Deputado federal mais votado no país em 2022, Nikolas Ferreira (PL-MG) cumpriu agenda em Porto Alegre nesta sexta-feira para palestrar em evento organizado pela Fecomércio-RS. Na oportunidade, foi questionado sobre possibilidades de candidaturas da direita para disputar a presidência da República contra Luiz Inácio Lula da Silva (PT), que tentará a reeleição em 2026. Inclusive, sobre a pré-candidatura de Flávio Bolsonaro (PL), que teria sido ordem de seu pai, Jair Bolsonaro (PL), preso por tentativa de golpe de Estado.

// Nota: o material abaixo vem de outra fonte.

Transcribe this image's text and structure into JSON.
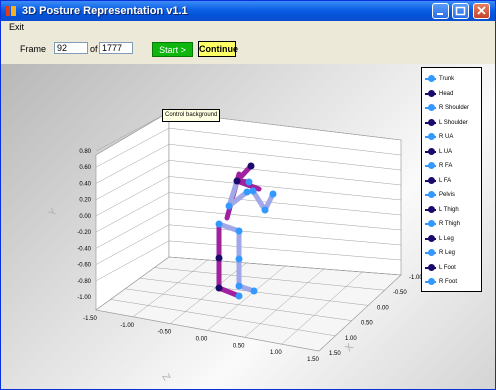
{
  "window": {
    "title": "3D Posture Representation v1.1",
    "title_color": "#0a5fe4"
  },
  "menu": {
    "exit": "Exit"
  },
  "controls": {
    "frame_label": "Frame",
    "frame_value": "92",
    "of_label": "of",
    "total_value": "1777",
    "start_label": "Start >",
    "continue_label": "Continue"
  },
  "tooltip": "Control background",
  "legend": [
    {
      "label": "Trunk",
      "color": "#3399ff"
    },
    {
      "label": "Head",
      "color": "#1a0a6b"
    },
    {
      "label": "R Shoulder",
      "color": "#3399ff"
    },
    {
      "label": "L Shoulder",
      "color": "#1a0a6b"
    },
    {
      "label": "R UA",
      "color": "#3399ff"
    },
    {
      "label": "L UA",
      "color": "#1a0a6b"
    },
    {
      "label": "R FA",
      "color": "#3399ff"
    },
    {
      "label": "L FA",
      "color": "#1a0a6b"
    },
    {
      "label": "Pelvis",
      "color": "#3399ff"
    },
    {
      "label": "L Thigh",
      "color": "#1a0a6b"
    },
    {
      "label": "R Thigh",
      "color": "#3399ff"
    },
    {
      "label": "L Leg",
      "color": "#1a0a6b"
    },
    {
      "label": "R Leg",
      "color": "#3399ff"
    },
    {
      "label": "L Foot",
      "color": "#1a0a6b"
    },
    {
      "label": "R Foot",
      "color": "#3399ff"
    }
  ],
  "axes": {
    "y_ticks": [
      "0.80",
      "0.60",
      "0.40",
      "0.20",
      "0.00",
      "-0.20",
      "-0.40",
      "-0.60",
      "-0.80",
      "-1.00"
    ],
    "x_ticks": [
      "-1.50",
      "-1.00",
      "-0.50",
      "0.00",
      "0.50",
      "1.00",
      "1.50"
    ],
    "z_ticks": [
      "1.50",
      "1.00",
      "0.50",
      "0.00",
      "-0.50",
      "-1.00"
    ],
    "y_axis_title": "Y",
    "x_axis_title": "Z",
    "z_axis_title": "X"
  },
  "colors": {
    "bone_left": "#a020a0",
    "bone_right": "#a0a8e8",
    "joint_left": "#1a0a6b",
    "joint_right": "#3399ff"
  }
}
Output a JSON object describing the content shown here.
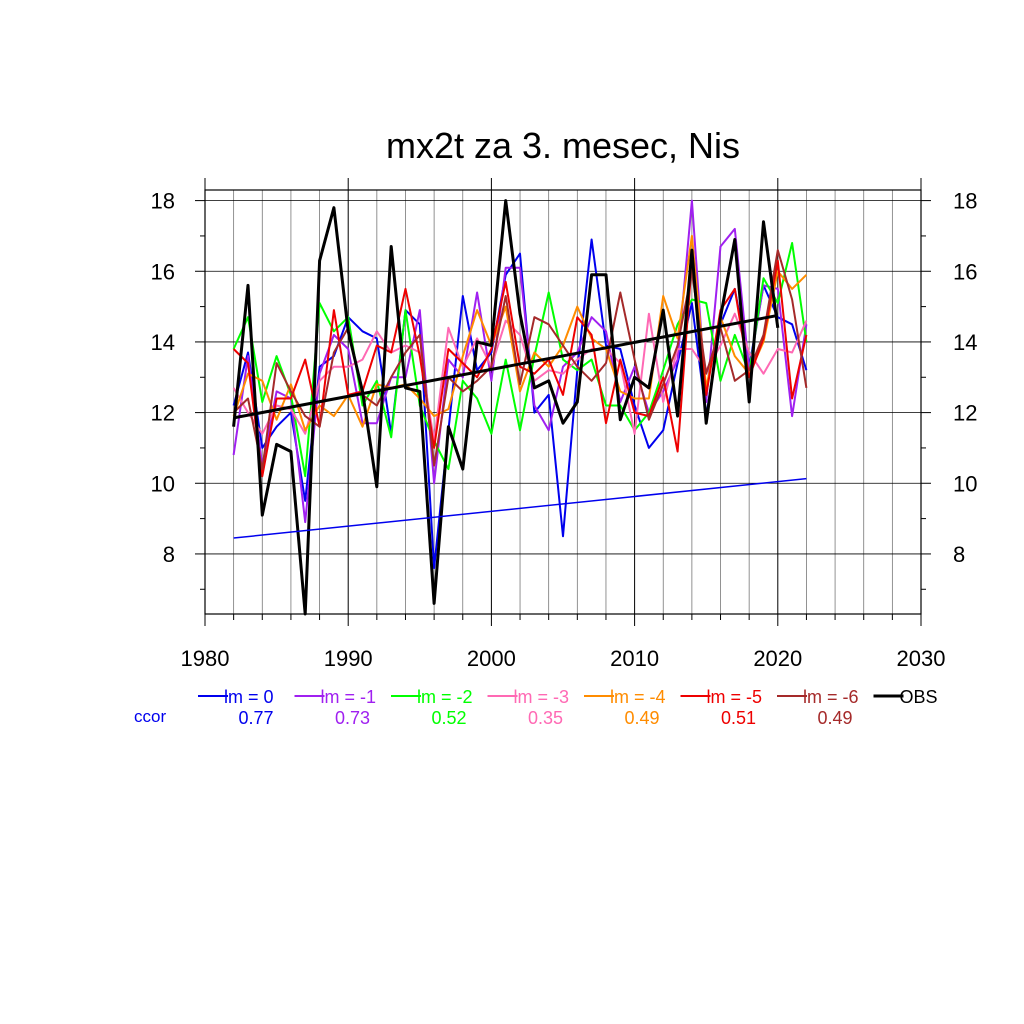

“Bolsonaro é a pedra no sapato da esquerda. Tem muita gente que a esquerda odeia. Sei que a esquerda me odeia. Mas quando toca na palavra ‘Jair’, parece que está mostrando a cruz pra uma legião de demônio. A gente não pode subestimar o poder da decisão do Bolsonaro com relação ao candidato, quem quer que seja, para o próximo ano. As decisões mudam. Ele também pode ter a decisão de mudar”, declarou o deputado.
Ele relata que o primogênito de Bolsonaro demonstra empolgação com a possível candidatura. “Pelo que percebi na reunião do PL nesta semana, senti o Flávio bastante empolgado, determinado. Disse inclusive que o pai dele disse que era pra ir, que ia dar certo. A gente não tinha esse cenário do Flávio até então. Ninguém sabia, nem o presidente do partido (Valdemar da Costa Neto). Então os cenários mudam. A única coisa que eu peço é que a gente tome a melhor decisão para não perdermos, quem quer que seja”, discursou.
Nikolas foi incessantemente questionado sobre a melhor estratégia para as eleições 2026, inclusive pelo Correio do Povo. O parlamentar evita destacar um nome. Para ele, a escolha do candidato deve passar mais pela capacidade de bater Lula em um pleito nacional do que o quadro ou seu partido.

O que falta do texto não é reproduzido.